BROOMFIELD, Colo. — Months of worry, fear and anxiety have finally led a Broomfield veteran to a moment where he can breathe a sigh of relief.
"It's going to be one of the best moments of my life," said Scott Henkel, an Army veteran.
Over the past two months, Scott Henkel and his wife, Heidi Henkel, a Broomfield city councilwoman, worked extensively help the husband's Afghan interpreter flee Afghanistan.
In two weeks, the interpreter and his loved ones are expected to arrive in Broomfield.
"You can imagine the intensity in the last few weeks," Scott Henkel said.
The interpreter, Ahmad "Kevin" Siddiqi, worked alongside Scott Henkel from 2006 to 2007. Siddiqi speaks four languages fluently: Dari, Farsi, Pashto and English.
"Kevin was assigned to me as my interpreter because we were going to be doing a lot of missions outside of the wire. Kevin has gone on over 400 missions with me in dangerous territory," the Broomfield veteran said.
Siddiqi left Scott Henkel a Facebook message as the Taliban began to seize various cities in Afghanistan.
"Kevin left me a voicemail on Facebook.
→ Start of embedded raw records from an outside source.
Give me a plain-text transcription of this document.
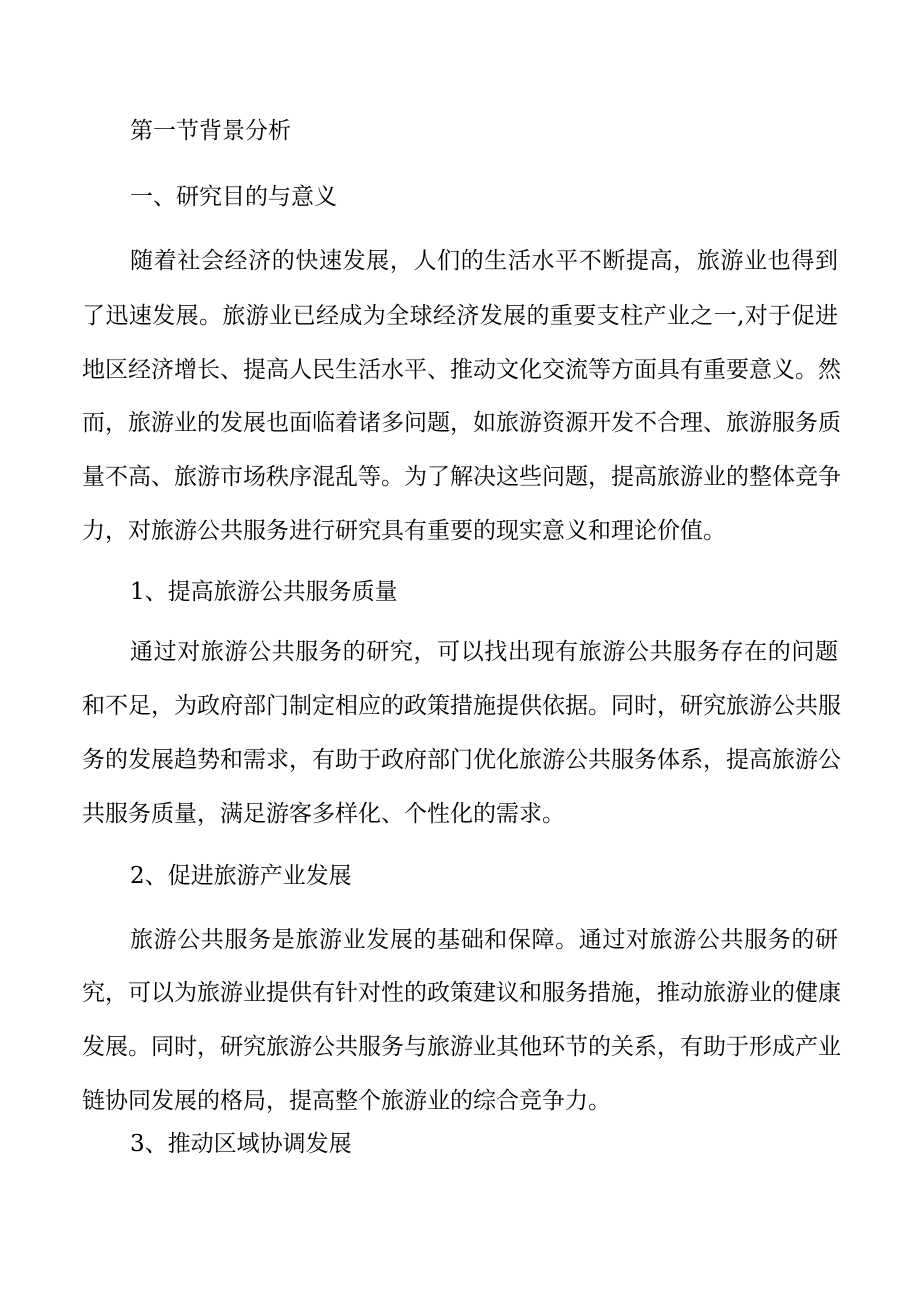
第一节背景分析
一、研究目的与意义
随着社会经济的快速发展，人们的生活水平不断提高，旅游业也得到
了迅速发展。旅游业已经成为全球经济发展的重要支柱产业之一,对于促进
地区经济增长、提高人民生活水平、推动文化交流等方面具有重要意义。然
而，旅游业的发展也面临着诸多问题，如旅游资源开发不合理、旅游服务质
量不高、旅游市场秩序混乱等。为了解决这些问题，提高旅游业的整体竞争
力，对旅游公共服务进行研究具有重要的现实意义和理论价值。
1、提高旅游公共服务质量
通过对旅游公共服务的研究，可以找出现有旅游公共服务存在的问题
和不足，为政府部门制定相应的政策措施提供依据。同时，研究旅游公共服
务的发展趋势和需求，有助于政府部门优化旅游公共服务体系，提高旅游公
共服务质量，满足游客多样化、个性化的需求。
2、促进旅游产业发展
旅游公共服务是旅游业发展的基础和保障。通过对旅游公共服务的研
究，可以为旅游业提供有针对性的政策建议和服务措施，推动旅游业的健康
发展。同时，研究旅游公共服务与旅游业其他环节的关系，有助于形成产业
链协同发展的格局，提高整个旅游业的综合竞争力。
3、推动区域协调发展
It was a very scared pleading of 'help me get out .. my visa is still being approved and my family is here,'" Scott Henkel said.
The Broomfield couple began to petition the help of state representatives and other leaders to help get Siddiqi's visa application approved.
All the while, Siddiqi and his family hid from the Taliban to make their exit.
"Him and his family walked through sewage canals to get through the extraction point," Heidi Henkel said.
Siddiqi, his wife and four children were able to make it to the Kabul airport. From there, they traveled to Qatar, then Italy and, finally, Fort Dix in New Jersey.
Currently, the Henkel family is making final arrangements for Kevin and his loved ones to arrive in Broomfield before the end of the month.
"He's excited to come to America. He's actually excited to hang out with Americans, spend time with us, meet our neighbors, have his kids go to school and make friends. He's really looking forward to resetting his life in Broomfield with us," Scott Henkel said.
Kevin's four children range in age from 1 to 9 years old. The oldest children speak both English and Farsi.
"The oldest children also love pizza and are really excited to explore Colorado," Heidi Henkel said with a laugh.
This week, the oldest children sent video messages to the Henkel family, referring to Scott and Heidi as "aunt" and "uncle" while expressing their gratitude to the family.
"[I told my children] here, everybody is free. There is no worry of any type of war or any type of kidnapping or anything," Siddiqi said to Denver7 over a FaceTime call.
Kevin also expressed his gratitude to U.S. military forces he worked alongside.
"They were there to help, they were there to build a nation, to build a country. They feel like my family. I call them my brothers and sisters," Siddiqi said.
Heidi Henkel has been working with grassroots coalitions and faith-based congregations to provide resources for Siddiqi and his family.
"These are real people, these are real patriots. He bled with me, and we owe it to them and our country," Scott Henkel said.